Soft robots with biological inspiration make a lot of sense in many different contexts, but they are not without drawbacks, just like any other category of technology. These flexible constructions, among other reasons, may find it difficult to move as quickly as their more rigid counterparts. An additional source of inspiration from nature that helped researchers at North Carolina State University accelerate swimming was the manta ray.

It makes sense to look at the fish. These shark relatives can move through the water like birds thanks to their enormous, wing-like pectoral fins. But in the end, the scientists gave them a completely different animal’s name. The “butterfly bots” got their nickname because of how much their arms resembled those of people doing the butterfly stroke [see the image above].

There were two robots constructed. The first was built with speed in mind, and can move 3.74 body lengths per second, which is far faster than soft robots that can only move a single body length in that period. A second, built for better control, travels at a speed of about 1.7 body lengths per second. In the first instance, turning is complicated by the design. In order to turn the robot by flapping just one wing at a time, the researchers fitted a second drive train with the second.

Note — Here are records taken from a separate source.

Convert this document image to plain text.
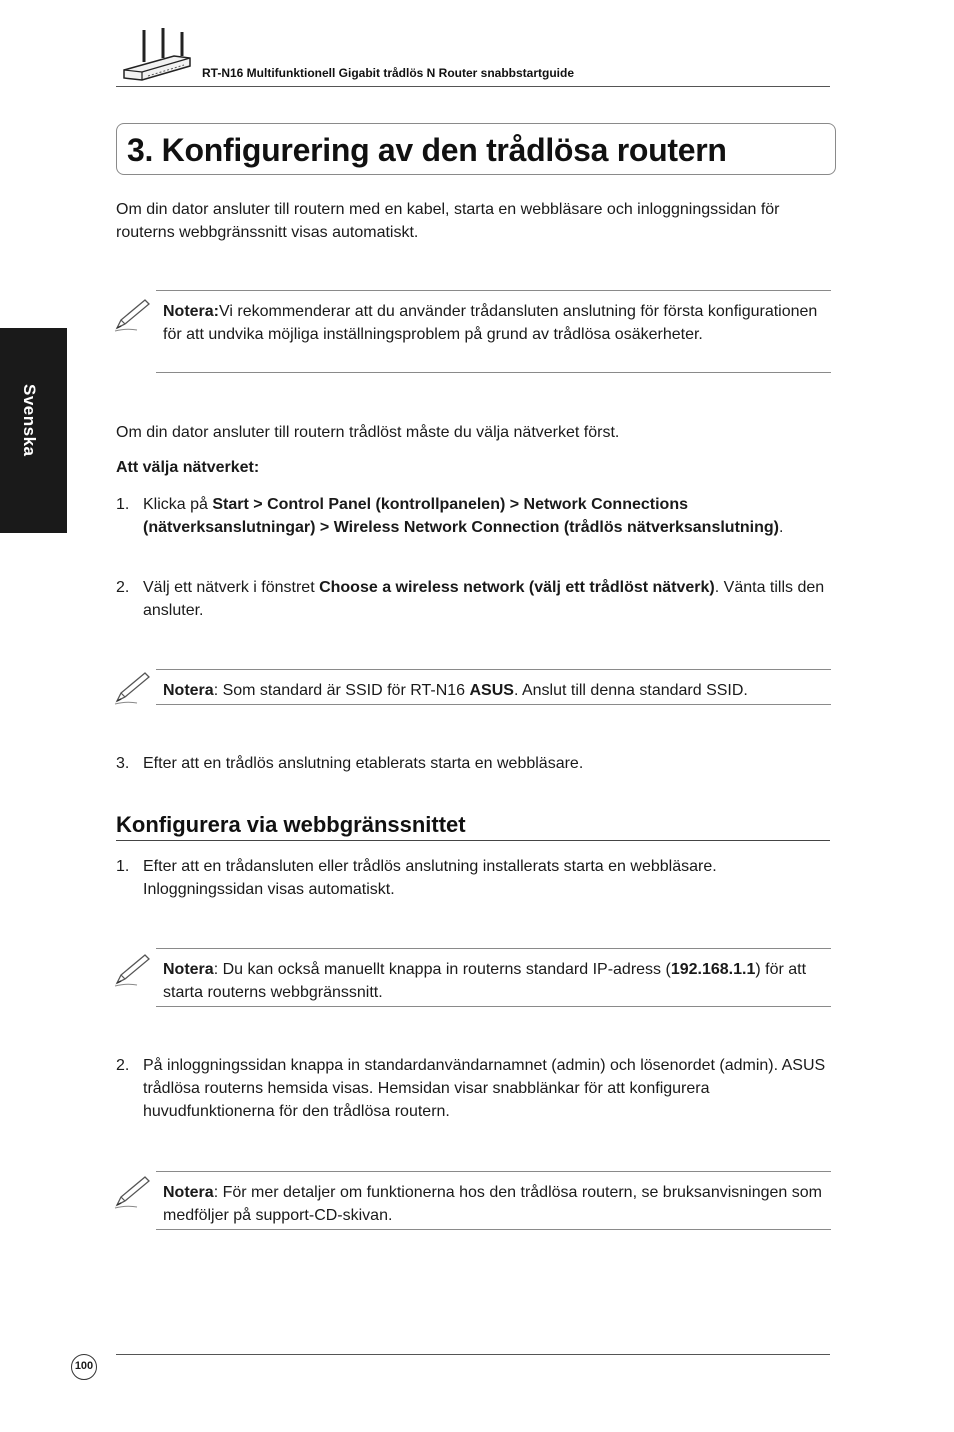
RT-N16 Multifunktionell Gigabit trådlös N Router snabbstartguide
Svenska
3. Konfigurering av den trådlösa routern
Om din dator ansluter till routern med en kabel, starta en webbläsare och inloggningssidan för routerns webbgränssnitt visas automatiskt.
Notera:Vi rekommenderar att du använder trådansluten anslutning för första konfigurationen för att undvika möjliga inställningsproblem på grund av trådlösa osäkerheter.
Om din dator ansluter till routern trådlöst måste du välja nätverket först.
Att välja nätverket:
1. Klicka på Start > Control Panel (kontrollpanelen) > Network Connections (nätverksanslutningar) > Wireless Network Connection (trådlös nätverksanslutning).
2. Välj ett nätverk i fönstret Choose a wireless network (välj ett trådlöst nätverk). Vänta tills den ansluter.
Notera: Som standard är SSID för RT-N16 ASUS. Anslut till denna standard SSID.
3. Efter att en trådlös anslutning etablerats starta en webbläsare.
Konfigurera via webbgränssnittet
1. Efter att en trådansluten eller trådlös anslutning installerats starta en webbläsare. Inloggningssidan visas automatiskt.
Notera: Du kan också manuellt knappa in routerns standard IP-adress (192.168.1.1) för att starta routerns webbgränssnitt.
2. På inloggningssidan knappa in standardanvändarnamnet (admin) och lösenordet (admin). ASUS trådlösa routerns hemsida visas. Hemsidan visar snabblänkar för att konfigurera huvudfunktionerna för den trådlösa routern.
Notera: För mer detaljer om funktionerna hos den trådlösa routern, se bruksanvisningen som medföljer på support-CD-skivan.
100
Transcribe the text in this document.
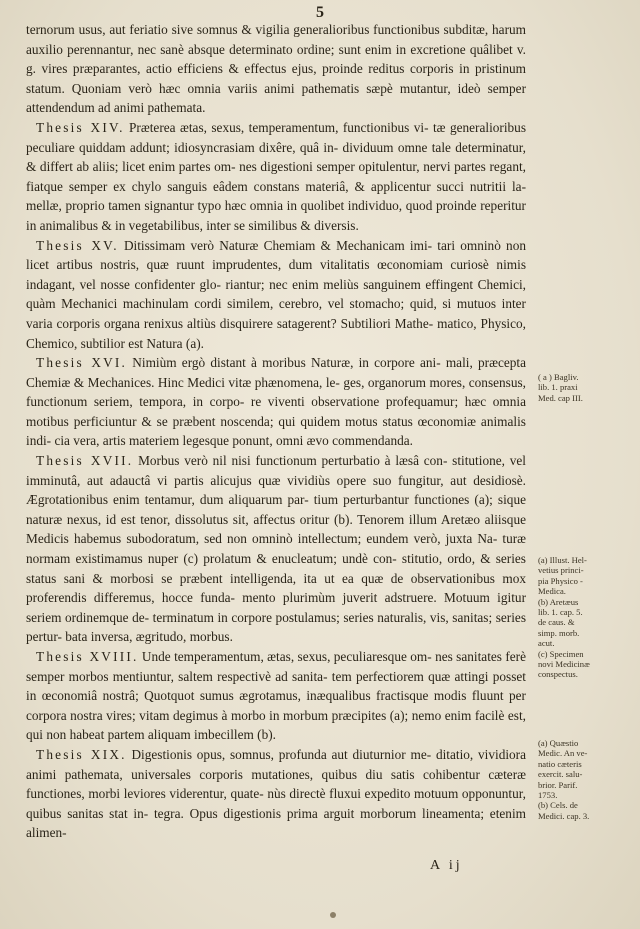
5

ternorum usus, aut feriatio sive somnus & vigilia generalioribus functionibus subditæ, harum auxilio perennantur, nec sanè absque determinato ordine; sunt enim in excretione quâlibet v. g. vires præparantes, actio efficiens & effectus ejus, proinde reditus corporis in pristinum statum. Quoniam verò hæc omnia variis animi pathematis sæpè mutantur, ideò semper attendendum ad animi pathemata.

Thesis XIV. Præterea ætas, sexus, temperamentum, functionibus vi- tæ generalioribus peculiare quiddam addunt; idiosyncrasiam dixêre, quâ in- dividuum omne tale determinatur, & differt ab aliis; licet enim partes om- nes digestioni semper opitulentur, nervi partes regant, fiatque semper ex chylo sanguis eâdem constans materiâ, & applicentur succi nutritii la- mellæ, proprio tamen signantur typo hæc omnia in quolibet individuo, quod proinde reperitur in animalibus & in vegetabilibus, inter se similibus & diversis.

Thesis XV. Ditissimam verò Naturæ Chemiam & Mechanicam imi- tari omninò non licet artibus nostris, quæ ruunt imprudentes, dum vitalitatis œconomiam curiosè nimis indagant, vel nosse confidenter glo- riantur; nec enim meliùs sanguinem effingent Chemici, quàm Mechanici machinulam cordi similem, cerebro, vel stomacho; quid, si mutuos inter varia corporis organa renixus altiùs disquirere satagerent? Subtiliori Mathe- matico, Physico, Chemico, subtilior est Natura (a).

Thesis XVI. Nimiùm ergò distant à moribus Naturæ, in corpore ani- mali, præcepta Chemiæ & Mechanices. Hinc Medici vitæ phænomena, le- ges, organorum mores, consensus, functionum seriem, tempora, in corpo- re viventi observatione profequamur; hæc omnia motibus perficiuntur & se præbent noscenda; qui quidem motus status œconomiæ animalis indi- cia vera, artis materiem legesque ponunt, omni ævo commendanda.

Thesis XVII. Morbus verò nil nisi functionum perturbatio à læsâ con- stitutione, vel imminutâ, aut adauctâ vi partis alicujus quæ vividiùs opere suo fungitur, aut desidiosè. Ægrotationibus enim tentamur, dum aliquarum par- tium perturbantur functiones (a); sique naturæ nexus, id est tenor, dissolutus sit, affectus oritur (b). Tenorem illum Aretæo aliisque Medicis habemus subodoratum, sed non omninò intellectum; eundem verò, juxta Na- turæ normam existimamus nuper (c) prolatum & enucleatum; undè con- stitutio, ordo, & series status sani & morbosi se præbent intelligenda, ita ut ea quæ de observationibus mox proferendis differemus, hocce funda- mento plurimùm juverit adstruere. Motuum igitur seriem ordinemque de- terminatum in corpore postulamus; series naturalis, vis, sanitas; series pertur- bata inversa, ægritudo, morbus.

Thesis XVIII. Unde temperamentum, ætas, sexus, peculiaresque om- nes sanitates ferè semper morbos mentiuntur, saltem respectivè ad sanita- tem perfectiorem quæ attingi posset in œconomiâ nostrâ; Quotquot sumus ægrotamus, inæqualibus fractisque modis fluunt per corpora nostra vires; vitam degimus à morbo in morbum præcipites (a); nemo enim facilè est, qui non habeat partem aliquam imbecillem (b).

Thesis XIX. Digestionis opus, somnus, profunda aut diuturnior me- ditatio, vividiora animi pathemata, universales corporis mutationes, quibus diu satis cohibentur cæteræ functiones, morbi leviores viderentur, quate- nùs directè fluxui expedito motuum opponuntur, quibus sanitas stat in- tegra. Opus digestionis prima arguit morborum lineamenta; etenim alimen-

( a ) Bagliv.
lib. 1. praxi
Med. cap III.

(a) Illust. Hel-
vetius princi-
pia Physico -
Medica.
(b) Aretæus
lib. 1. cap. 5.
de caus. &
simp. morb.
acut.
(c) Specimen
novi Medicinæ
conspectus.

(a) Quæstio
Medic. An ve-
natio cæteris
exercit. salu-
brior. Parif.
1753.
(b) Cels. de
Medici. cap. 3.

A ij
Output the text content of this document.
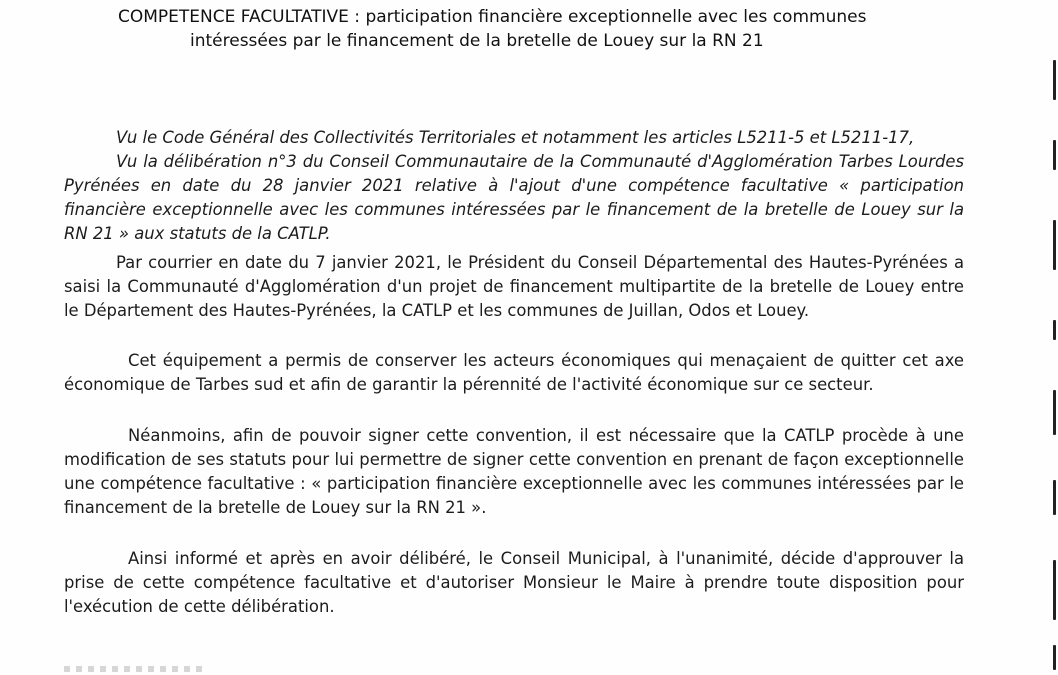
COMPETENCE FACULTATIVE : participation financière exceptionnelle avec les communes
intéressées par le financement de la bretelle de Louey sur la RN 21
Vu le Code Général des Collectivités Territoriales et notamment les articles L5211-5 et L5211-17,
Vu la délibération n°3 du Conseil Communautaire de la Communauté d'Agglomération Tarbes Lourdes Pyrénées en date du 28 janvier 2021 relative à l'ajout d'une compétence facultative « participation financière exceptionnelle avec les communes intéressées par le financement de la bretelle de Louey sur la RN 21 » aux statuts de la CATLP.

Par courrier en date du 7 janvier 2021, le Président du Conseil Départemental des Hautes-Pyrénées a saisi la Communauté d'Agglomération d'un projet de financement multipartite de la bretelle de Louey entre le Département des Hautes-Pyrénées, la CATLP et les communes de Juillan, Odos et Louey.

Cet équipement a permis de conserver les acteurs économiques qui menaçaient de quitter cet axe économique de Tarbes sud et afin de garantir la pérennité de l'activité économique sur ce secteur.

Néanmoins, afin de pouvoir signer cette convention, il est nécessaire que la CATLP procède à une modification de ses statuts pour lui permettre de signer cette convention en prenant de façon exceptionnelle une compétence facultative : « participation financière exceptionnelle avec les communes intéressées par le financement de la bretelle de Louey sur la RN 21 ».

Ainsi informé et après en avoir délibéré, le Conseil Municipal, à l'unanimité, décide d'approuver la prise de cette compétence facultative et d'autoriser Monsieur le Maire à prendre toute disposition pour l'exécution de cette délibération.
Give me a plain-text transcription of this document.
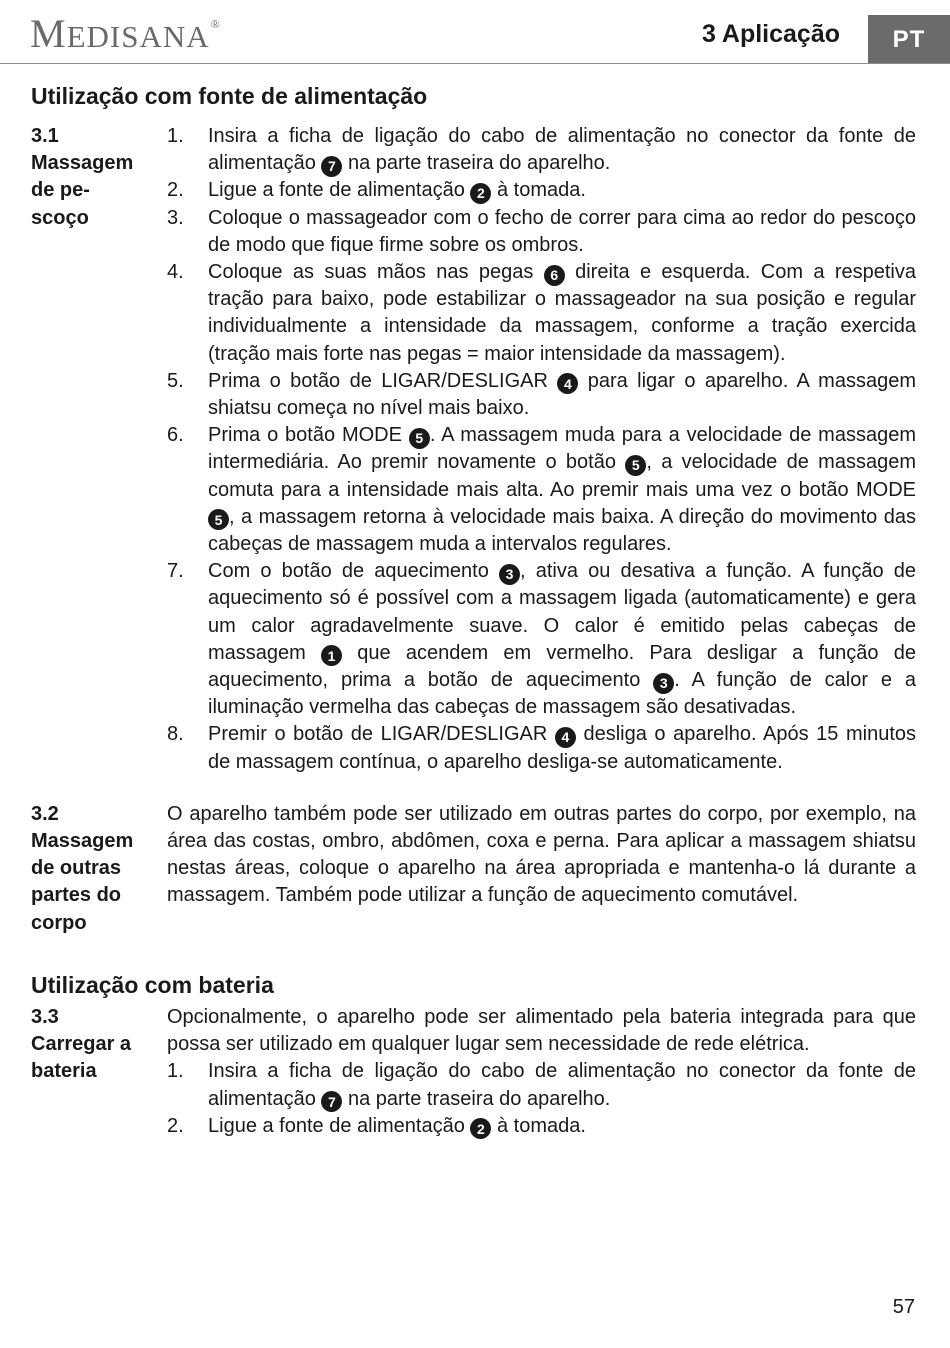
MEDISANA®	3 Aplicação	PT
Utilização com fonte de alimentação
3.1
Massagem
de pe-
scoço
1.	Insira a ficha de ligação do cabo de alimentação no conector da fonte de alimentação 7 na parte traseira do aparelho.
2.	Ligue a fonte de alimentação 2 à tomada.
3.	Coloque o massageador com o fecho de correr para cima ao redor do pescoço de modo que fique firme sobre os ombros.
4.	Coloque as suas mãos nas pegas 6 direita e esquerda. Com a respetiva tração para baixo, pode estabilizar o massageador na sua posição e regular individualmente a intensidade da massagem, conforme a tração exercida (tração mais forte nas pegas = maior intensidade da massagem).
5.	Prima o botão de LIGAR/DESLIGAR 4 para ligar o aparelho. A massagem shiatsu começa no nível mais baixo.
6.	Prima o botão MODE 5 . A massagem muda para a velocidade de massagem intermediária. Ao premir novamente o botão 5 , a velocidade de massagem comuta para a intensidade mais alta. Ao premir mais uma vez o botão MODE 5 , a massagem retorna à velocidade mais baixa. A direção do movimento das cabeças de massagem muda a intervalos regulares.
7.	Com o botão de aquecimento 3 , ativa ou desativa a função. A função de aquecimento só é possível com a massagem ligada (automaticamente) e gera um calor agradavelmente suave. O calor é emitido pelas cabeças de massagem 1 que acendem em vermelho. Para desligar a função de aquecimento, prima a botão de aquecimento 3 . A função de calor e a iluminação vermelha das cabeças de massagem são desativadas.
8.	Premir o botão de LIGAR/DESLIGAR 4 desliga o aparelho. Após 15 minutos de massagem contínua, o aparelho desliga-se automaticamente.
3.2
Massagem
de outras
partes do
corpo
O aparelho também pode ser utilizado em outras partes do corpo, por exemplo, na área das costas, ombro, abdômen, coxa e perna. Para aplicar a massagem shiatsu nestas áreas, coloque o aparelho na área apropriada e mantenha-o lá durante a massagem. Também pode utilizar a função de aquecimento comutável.
Utilização com bateria
3.3
Carregar a
bateria
Opcionalmente, o aparelho pode ser alimentado pela bateria integrada para que possa ser utilizado em qualquer lugar sem necessidade de rede elétrica.
1.	Insira a ficha de ligação do cabo de alimentação no conector da fonte de alimentação 7 na parte traseira do aparelho.
2.	Ligue a fonte de alimentação 2 à tomada.
57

According to a press release from Jie Yin, the paper’s co-author, “swimming soft robots have not yet been able to swim faster than one body length per second, but marine animals – such as manta rays – are able to swim much faster, and much more efficiently.” “We wanted to investigate if we could create faster, more energy-efficient soft robots by borrowing from the biomechanics of these creatures. The prototypes we’ve created function incredibly well.

Using a pneumatic air tube system, the body is raised and lowered, which bends the wings and fins and moves the system forward. According to Yin, the majority of prior attempts to create flapping robots have concentrated on employing motors to directly power the wings. Our method makes advantage of bistable wings that are moved passively by the core body. This is a significant distinction since it enables a more lightweight, streamlined design.

The group claims to be developing an untethered, autonomous version of the soft swimming butterfly robot.